The second private school we visited was even worse. This time there were kids there, which only served to intensify the impression that the place was crowded, squished and dank. This one didn't even have any outside (or indeed inside) play area. We couldn't get out of there soon enough, as far as I concerned.

Next Bina took me to the school to which she hopes to send Nishant. After the other two, this was a breath of fresh air. Although the grounds were still far more dilapidated and the classrooms and resources more basic than anything you'd find in England or Canada, the place immediately struck me as an improvement. The first thing you notice is that there's a decent sized play area with climbing frame and swings. The classrooms were covered in the children's work, which livened the place up a huge amount (as a side note, though, in Hungary classroom walls are left bare but they have an excellent education system). The kids all seemed pretty happy and attentive and the teachers, as far as I could tell, seemed warm. I can see why Bina wants to send him here and also why it's relatively expensive. Other important considerations are that the headmistress is particularly sensitive to the poverty/bullying situation and also that the kids are allowed to stay at school until 5:30, which is a necessity given that both Nishant's parents work full days. This is a photo of the current year ones at the school:

After that, we went to a government school. There were no kids there. Aesthetically it wasn't so bad, having received money from various embassies and trusts for cosmetic improvements, although Bina assured me that the standard of education wasn't up to much. Next was one of the best private schools in the city, which Bina's own daughter attends, and that was leaps and bounds above anything we'd seen so far. That school wouldn't have been out of place in England or Canada. Unsurprisingly, it was terribly expensive. Finally we went to a typical government school. Unfortunately it was closed, but the view from the outside and peeking through the window confirmed the fear I'd had at the first school.

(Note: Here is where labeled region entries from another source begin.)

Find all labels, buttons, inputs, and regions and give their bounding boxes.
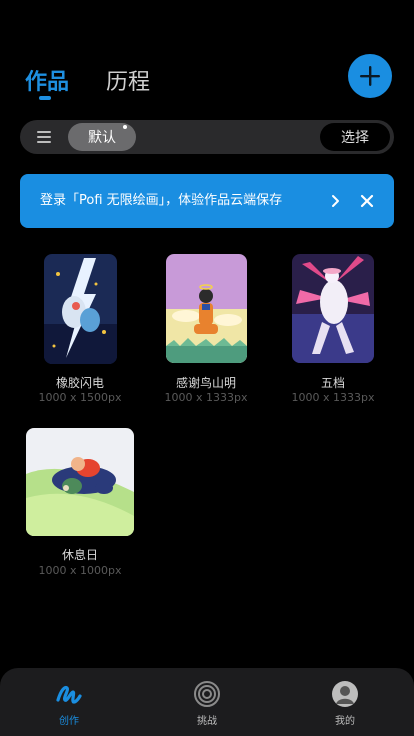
select-button[interactable]: 选择 [320, 123, 390, 151]
artwork-title: 休息日 [61, 548, 98, 562]
plus-icon [360, 66, 380, 86]
chevron-right-icon[interactable] [328, 194, 342, 208]
brush-stroke-icon [56, 685, 82, 704]
artwork-title: 橡胶闪电 [55, 376, 104, 390]
close-icon[interactable] [360, 194, 374, 208]
app-screen: 作品 历程 默认 选择 登录「Pofi 无限绘画」，体验作品云端保存 橡胶闪电 … [0, 0, 414, 736]
tab-history[interactable]: 历程 [106, 64, 150, 96]
artwork-size: 1000 x 1333px [291, 391, 375, 404]
add-artwork-button[interactable] [348, 54, 392, 98]
artwork-size: 1000 x 1500px [38, 391, 122, 404]
nav-item-profile[interactable]: 我的 [305, 668, 385, 736]
filter-bar: 默认 选择 [20, 120, 394, 154]
artwork-thumbnail[interactable] [292, 254, 374, 363]
avatar-icon [332, 681, 358, 707]
artwork-title: 感谢鸟山明 [175, 376, 236, 390]
chip-dot-indicator [123, 125, 127, 129]
artwork-size: 1000 x 1000px [38, 564, 122, 577]
nav-label-create: 创作 [59, 716, 79, 727]
artwork-size: 1000 x 1333px [164, 391, 248, 404]
bottom-navigation: 创作 挑战 我的 [0, 668, 414, 736]
nav-label-challenge: 挑战 [197, 716, 217, 727]
tab-works[interactable]: 作品 [25, 64, 69, 96]
artwork-thumbnail[interactable] [44, 254, 117, 364]
tab-indicator [39, 96, 51, 100]
banner-text: 登录「Pofi 无限绘画」，体验作品云端保存 [40, 193, 283, 208]
artwork-image-thanks-toriyama [166, 254, 247, 363]
artwork-image-rubber-lightning [44, 254, 117, 364]
nav-item-create[interactable]: 创作 [29, 668, 109, 736]
nav-label-profile: 我的 [335, 716, 355, 727]
login-banner[interactable]: 登录「Pofi 无限绘画」，体验作品云端保存 [20, 174, 394, 228]
artwork-image-rest-day [26, 428, 134, 536]
artwork-thumbnail[interactable] [26, 428, 134, 536]
nav-item-challenge[interactable]: 挑战 [167, 668, 247, 736]
artwork-title: 五档 [320, 376, 345, 390]
menu-icon[interactable] [37, 131, 51, 143]
artwork-thumbnail[interactable] [166, 254, 247, 363]
target-icon [194, 681, 220, 707]
artwork-image-gear-five [292, 254, 374, 363]
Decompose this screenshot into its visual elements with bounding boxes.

Later in the day I met with Nishant, his brother and mother and we went with Bina first to the mother's workplace and then to their home. This is the workpace. The woman in the photo isn't Nishant's mother, but that of another of the OGN kids. The strap on her head supports a basket into which she shovels sand and then carries it to the builders.


And then to the home. This made Jenisha's home, which I'd visited the day before, seem positively palatial. Again, it was a one room affair, I reckon about 2.5m wide to 5m long (for a family of four). It was dark and dank and dirty and squalid. At one end was the one bed. There was a set of shelves onto which clothing was stuffed, and a kitchen surface on which there was one hand-pump gas hob and lots of dirty pans (gas has to be bought in canisters and carried to the room). The only electrical item belonging to the family was a bare lightbulb (the TV in the photo below is being briefly stored for the husband's cousin). There was a disgusting hole-in-the-ground toilet in the courtyard outside but no water nearby. The mother has to walk 20 minutes to get any. It was too dark and small to take decent photos. This is the best I have. Nishant's on the right.

We stayed for about 20 minutes. The mother told me about her life and family (translated through Bina), whilst I played ball with the boys. But I couldn't wait to go. The place made me feel sick, both physically and emotionally. I found being there far more affecting, even, than being at Khokana leprosy colony. Although the conditions there are horrible and the LAPs suffer terribly, leprosy is, thankfully, relatively uncommon these days. Relatively uncommon, that is, compared to the daily poverty experienced by Nishant's family and millions, even billions, like them. What particularly tweaked me was realising that I had cycled past his home almost every day on the way to and from the gym, without ever stopping to think about who lived behind the walls and the kind of life they have. That's to say, whilst I've been having a very comfortable time in Kathmandu, I've been surrounded by poverty all the while and barely noticed it outside of OGN.